Prosecutors try again for terror conviction in semisecret British trial

Story highlights

  • Erol Incedal was convicted last year of having bomb-making instructions
  • A jury deadlocked on a more serious charge of plotting terrorism
  • Incedal denies the charges

London (CNN)British prosecutors have started a second attempt to convict a man of terrorism after he was caught with bomb-making directions, in a highly unusual case being heard partly in secret.

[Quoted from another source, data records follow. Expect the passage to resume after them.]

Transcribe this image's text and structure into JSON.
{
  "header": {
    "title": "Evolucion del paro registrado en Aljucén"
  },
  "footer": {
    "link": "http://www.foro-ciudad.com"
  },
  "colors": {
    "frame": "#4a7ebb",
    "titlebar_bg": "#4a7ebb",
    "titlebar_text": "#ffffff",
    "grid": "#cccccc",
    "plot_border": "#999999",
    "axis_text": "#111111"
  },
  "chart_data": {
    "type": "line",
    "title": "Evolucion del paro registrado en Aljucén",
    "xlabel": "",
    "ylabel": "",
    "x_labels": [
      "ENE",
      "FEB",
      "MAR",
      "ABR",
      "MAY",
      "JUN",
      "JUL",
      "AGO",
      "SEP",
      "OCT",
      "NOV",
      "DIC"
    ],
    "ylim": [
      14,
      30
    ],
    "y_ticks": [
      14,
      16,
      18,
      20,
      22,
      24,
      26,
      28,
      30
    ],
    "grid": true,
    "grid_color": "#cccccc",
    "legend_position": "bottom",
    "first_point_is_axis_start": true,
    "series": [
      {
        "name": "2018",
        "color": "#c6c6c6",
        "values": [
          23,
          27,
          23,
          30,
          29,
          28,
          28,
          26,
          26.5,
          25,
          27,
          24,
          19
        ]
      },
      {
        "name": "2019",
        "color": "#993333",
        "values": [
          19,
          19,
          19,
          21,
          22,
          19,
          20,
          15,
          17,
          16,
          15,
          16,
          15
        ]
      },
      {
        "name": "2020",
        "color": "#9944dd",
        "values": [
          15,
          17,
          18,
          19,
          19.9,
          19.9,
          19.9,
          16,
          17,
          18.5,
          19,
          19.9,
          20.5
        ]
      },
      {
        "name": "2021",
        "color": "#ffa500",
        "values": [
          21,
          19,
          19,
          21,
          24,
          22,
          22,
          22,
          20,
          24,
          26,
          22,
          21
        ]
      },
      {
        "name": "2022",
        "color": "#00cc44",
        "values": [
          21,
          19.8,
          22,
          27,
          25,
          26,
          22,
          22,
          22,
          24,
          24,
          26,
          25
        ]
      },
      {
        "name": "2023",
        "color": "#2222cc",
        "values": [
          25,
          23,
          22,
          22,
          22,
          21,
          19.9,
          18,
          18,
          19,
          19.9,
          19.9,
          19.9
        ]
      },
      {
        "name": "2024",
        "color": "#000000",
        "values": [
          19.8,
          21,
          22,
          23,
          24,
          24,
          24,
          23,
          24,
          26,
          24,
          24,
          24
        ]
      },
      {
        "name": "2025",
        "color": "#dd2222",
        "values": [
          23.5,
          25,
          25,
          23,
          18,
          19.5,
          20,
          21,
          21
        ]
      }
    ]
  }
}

The man, Erol Incedal, was found guilty last year of having details of how to make a bomb, but a jury failed to reach a decision on the more serious charge of plotting a terror attack.
A new jury was selected Tuesday, and prosecutor Richard Whittam began the state's second try.
    Incedal was arrested in October 2013 and found to have the address of a property belonging to former British Prime Minister Tony Blair and his wife, Whittam told the jury.
    He also had the instructions for how to make a bomb on an SD card concealed between his phone and its case, Whittam said.
    Incedal does not need to have planned a specific attack or had a target in mind to be guilty of plotting terror, the prosecutor told the jury.
    The case is extremely unusual in that the media and public will be barred from hearing some of the evidence.
    A select group of 10 journalists will be allowed to hear other parts of the trial, but must leave their notes in court. The rest of the trial is open to the public.
    Incedal denies the charges.
    The trial could last for several months.